I love the passion of Paul.  He had to appear a little crazy, until you get to know him. Okay, after you know him better, he is still a little crazy, but in the best way possible. He has a fire in his soul that a prison cell can't dampen. He did some great evangelism with his jailers... who were a captive audience to the captive Paul. God does have a sense of humor. So does Paul. Paul's transformation is so radical that it is a mystery to many. He tries to solve the puzzle for them:     

Of this gospel I have become a servant according to the gift of God’s grace that was given me by the working of his power.  Although I am the very least of all the saints, this grace was given to me to bring to the Gentiles the news of the boundless riches of Christ, and to make everyone see what is the plan of the mystery hidden for ages in God who created all things;  so that through the church the wisdom of God in its rich variety might now be made known to the rulers and authorities in the heavenly places.  This was in accordance with the eternal purpose that he has carried out in Christ Jesus our Lord,  in whom we have access to God in boldness and confidence through faith in him. I pray therefore that you may not lose heart over my sufferings for you; they are your glory. - Ephesians 3:7-13

Paul, in his days as "Saul", was ultra and passionately religious. Religion was his excuse for his bad behaviors as he threw his weight around in religious and political circles to stamp out Christianity. Enter, Jesus. Confront Saul. Blindness leads to clear vision. Paul changes from the inside out. 

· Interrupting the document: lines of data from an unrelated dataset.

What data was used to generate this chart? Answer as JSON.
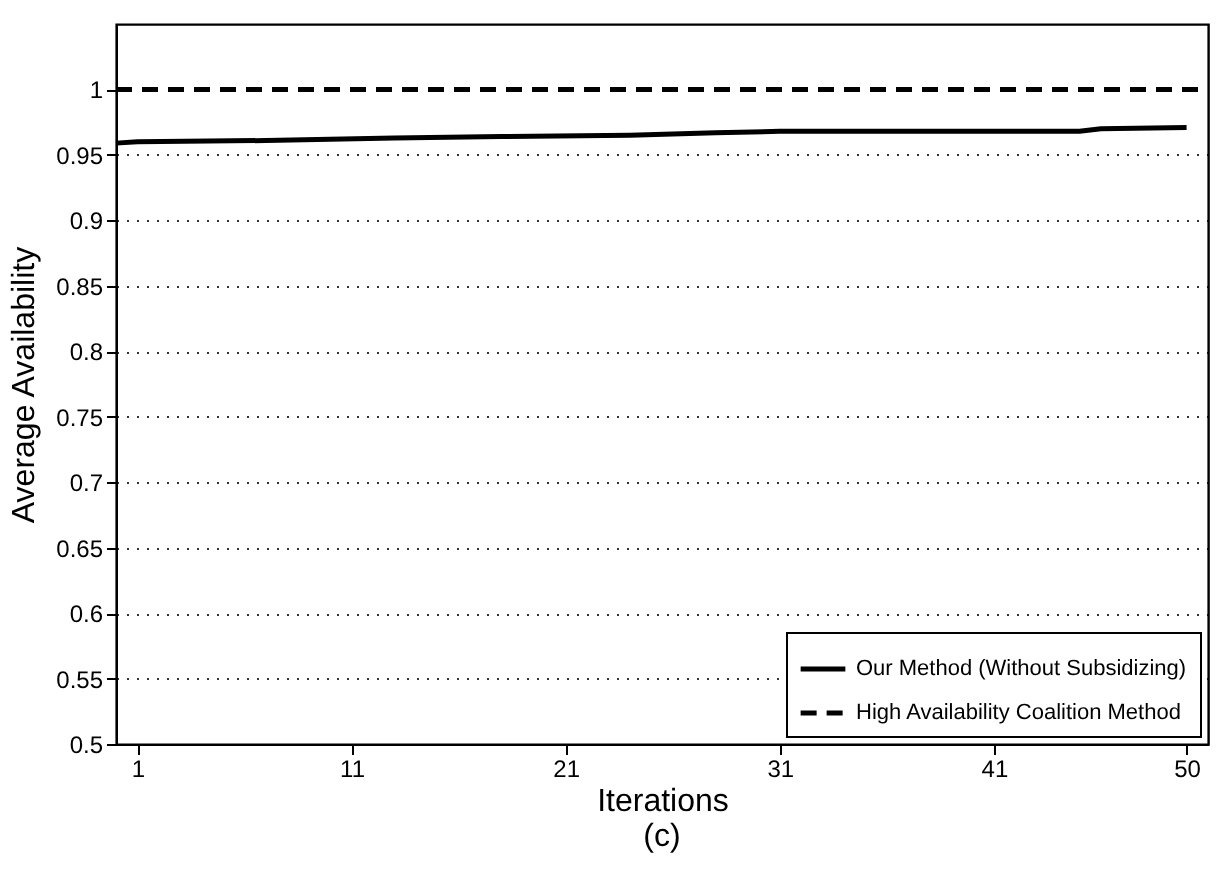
{
  "chart_data": {
    "type": "line",
    "xlabel": "Iterations",
    "ylabel": "Average Availability",
    "annotations": [
      "(c)"
    ],
    "xlim": [
      0,
      51
    ],
    "xticks": [
      1,
      11,
      21,
      31,
      41,
      50
    ],
    "ylim": [
      0.5,
      1.05
    ],
    "yticks": [
      0.5,
      0.55,
      0.6,
      0.65,
      0.7,
      0.75,
      0.8,
      0.85,
      0.9,
      0.95,
      1
    ],
    "grid": "y",
    "legend": "bottom right",
    "marker": "none",
    "series": [
      {
        "name": "Our Method (Without Subsidizing)",
        "color": "#000000",
        "line_style": "solid",
        "x": [
          0,
          1,
          7,
          10,
          13,
          18,
          24,
          28,
          31,
          45,
          46,
          50
        ],
        "values": [
          0.959,
          0.96,
          0.961,
          0.962,
          0.963,
          0.964,
          0.965,
          0.967,
          0.968,
          0.968,
          0.97,
          0.971
        ]
      },
      {
        "name": "High Availability Coalition Method",
        "color": "#000000",
        "line_style": "dashed",
        "x": [
          0,
          51
        ],
        "values": [
          1,
          1
        ]
      }
    ]
  }
}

Who was this man, Saul or Paul? Both. God used Saul's knowledge of the laws in scripture and his position as a Roman citizen to Paul's advantage. I will forever be awed by a God who met him on that road to Damascus and "traded him" to the Jesus team. He saw his passion not his problems. When Christ revealed himself to Saul/Paul, the man could not deny the truth. The question of what made men willing to die rather than deny Jesus was solved for Paul at that moment. 

Conviction, crisis, confession and a change. That was Paul's path. The mystery of the Messiah was revealed and Paul embraced a truth he could not longer deny. As Saul, religion had driven him to murder those who believed differently. 

As Paul, he had been freed from religious chains through Christ and found new life. Abundant life. Relationship beyond religion. He was free to such a point that prison changes were not distressing to him. No big deal! He would and could love his neighbors... Jews and Gentiles(Non-Jews). His soul experienced a freedom that earthly chains could not contain. 

Today, I am grateful for a good mystery.